Empieza el rondó electoral. Unos que vienen, otros que se van. Fotos con los propios. Imagen de estadistas europeos. Correrías por el Atlántico. Apenas ritos y cortejos para alcanzar el poder. Poder que una vez alcanzado se asienta en la defensa de las competencias propias de las instituciones que se gobiernan. Cobra fuerza por ello la insumisión ante la supresión de la paga extra navideña a los empleados públicos de cualquier pelaje y condición. Insumisión que evidencia que el Gobierno de España carece de legitimidad y competencia para imponer una normativa general en todas las Administraciones y empresas públicas en relación con los salarios. Por lo que, anuncios aparte del ministro Montoro y su secretario de Estado Beteta -el del cafelito funcionarial-, se descubre en primer lugar que su decreto no alcanza para eliminar la paga de Navidad, u otra rebaja salarial, a los alcaldes, concejales y diputados provinciales. Problemas de la autonomía municipal.
Tampoco parece claro que tales recortes puedan ser aplicados en las Administraciones autonómicas, puesto que -capacidad coercitiva del Gobierno de España aparte-, gozan también de amplia autonomía en sus decisiones. Sentencias firmes hay sobre decisiones salariales unilaterales del Gobierno que pueden no alcanzar a sus empresas públicas. Pareciera también que las universidades, con autonomía ejercida en algunas para prejubilaciones anticipadas de variado pelaje y regalía, puestas en entredicho por el Tribunal de Cuentas, pudieran ejercerla en temas de recorte salarial, obviándolos o adaptándolos. En ese desmadre legal, cerrado el Gobierno popular a cualquier negociación, la guerra de los salarios públicos se ha desatado entre Administraciones y políticos.
Tal guerra no es solo electoral, que también, sino que esconde parches y desajustes en la función pública española que sucesivos Gobiernos han sido incapaces de abordar.

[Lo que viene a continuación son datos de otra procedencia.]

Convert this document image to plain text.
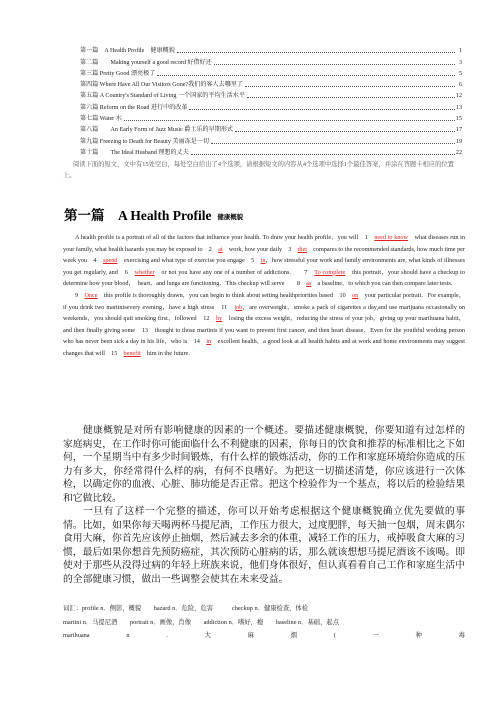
第一篇　A Health Profile　健康概貌	1
第二篇　　Making yourself a good record 好借好还	3
第三篇 Pretty Good 漂亮极了	5
第四篇 Where Have All Our Visitors Gone?我们的客人去哪里了	6
第五篇 A Country's Standard of Living 一个国家的平均生活水平	12
第六篇 Reform on the Road 进行中的改革	13
第七篇 Water 水	15
第八篇　　An Early Form of Jazz Music 爵士乐的早期形式	17
第九篇 Freezing to Death for Beauty 美丽冻是一切	19
第十篇　　The Ideal Husband 理想的丈夫	22
阅读下面的短文，文中有15处空白，每处空白给出了4个选项，请根据短文的内容从4个选项中选择1个最佳答案，并涂在答题卡相应的位置上。
第一篇　A Health Profile 健康概貌

A health profile is a portrait of all of the factors that influence your health. To draw your health profile，you will　1　need to know　what diseases run in your family, what health hazards you may be exposed to　2　at　work, how your daily　3　diet　compares to the recommended standards, how much time per week you　4　spend　exercising and what type of exercise you engage　5　in，how stressful your work and family environments are, what kinds of illnesses you get regularly, and　6　whether　or not you have any one of a number of addictions.　　7　To complete　this portrait，your should have a checkup to determine how your blood，　heart，and lungs are functioning．This checkup will serve　　8　as　a baseline，to which you can then compare later tests．

9　Once　this profile is thoroughly drawn，you can begin to think about setting healthpriorities based　10　on　your particular portrait．For example，if you drink two martinisevery evening，have a high stress　11　job，are overweight，smoke a pack of cigarettes a day,and use marijuana occasionally on weekends，you should quit smoking first，followed　12　by　losing the excess weight，reducing the stress of your job，giving up your marihuana habit，and then finally giving some　13　thought to those martinis if you want to prevent first cancer, and then heart disease．Even for the youthful working person who has never been sick a day in his life，who is　14　in　excellent health，a good look at all health habits and at work and home environments may suggest changes that will　15　benefit　him in the future．

健康概貌是对所有影响健康的因素的一个概述。要描述健康概貌，你要知道有过怎样的家庭病史，在工作时你可能面临什么不利健康的因素，你每日的饮食和推荐的标准相比之下如何，一个星期当中有多少时间锻炼，有什么样的锻炼活动，你的工作和家庭环境给你造成的压力有多大，你经常得什么样的病，有何不良嗜好。为把这一切描述清楚，你应该进行一次体检，以确定你的血液、心脏、肺功能是否正常。把这个检验作为一个基点，将以后的检验结果和它做比较。

一旦有了这样一个完整的描述，你可以开始考虑根据这个健康概貌确立优先要做的事情。比如，如果你每天喝两杯马提尼酒，工作压力很大，过度肥胖，每天抽一包烟，周末偶尔食用大麻，你首先应该停止抽烟，然后减去多余的体重，减轻工作的压力，戒掉吸食大麻的习惯，最后如果你想首先预防癌症，其次预防心脏病的话，那么就该想想马提尼酒该不该喝。即使对于那些从没得过病的年轻上班族来说，他们身体很好，但认真看看自己工作和家庭生活中的全部健康习惯，做出一些调整会使其在未来受益。

词汇：profile n．侧影，概貌　　hazard n．危险，危害　　　checkup n．健康检查，体检
martini n．马提尼酒　　portrait n．画像，肖像　　addiction n．嗜好，瘾　　baseline n．基础，起点
marihuana	n	.	大	麻	烟	(	一	种	毒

Porque no es solo la desigualdad que existe en salarios y condiciones laborales para empleados públicos de iguales o similares funciones entre distintas Administraciones. Sino que en época de catástrofe económica como la actual, lo que pretenden vender como sacrificios necesarios para la recuperación del país se aplican de forma desigual y arbitraria, alterando la percepción de inevitable y su mansa aceptación. Acudiendo, Gobiernos y poderes, para eludir su aplicación a una creatividad política y administrativa que acredita que quien hace la ley hace la trampa, con independencia de comunidad, provincia o ayuntamiento, y entidad pública liberada del gobierno popular. Incapaces de acordar y legislar para todos, salen por peteneras, argumentando que el desaguisado navideño será tan solo por un año. Don Antonio Beteta ha dicho.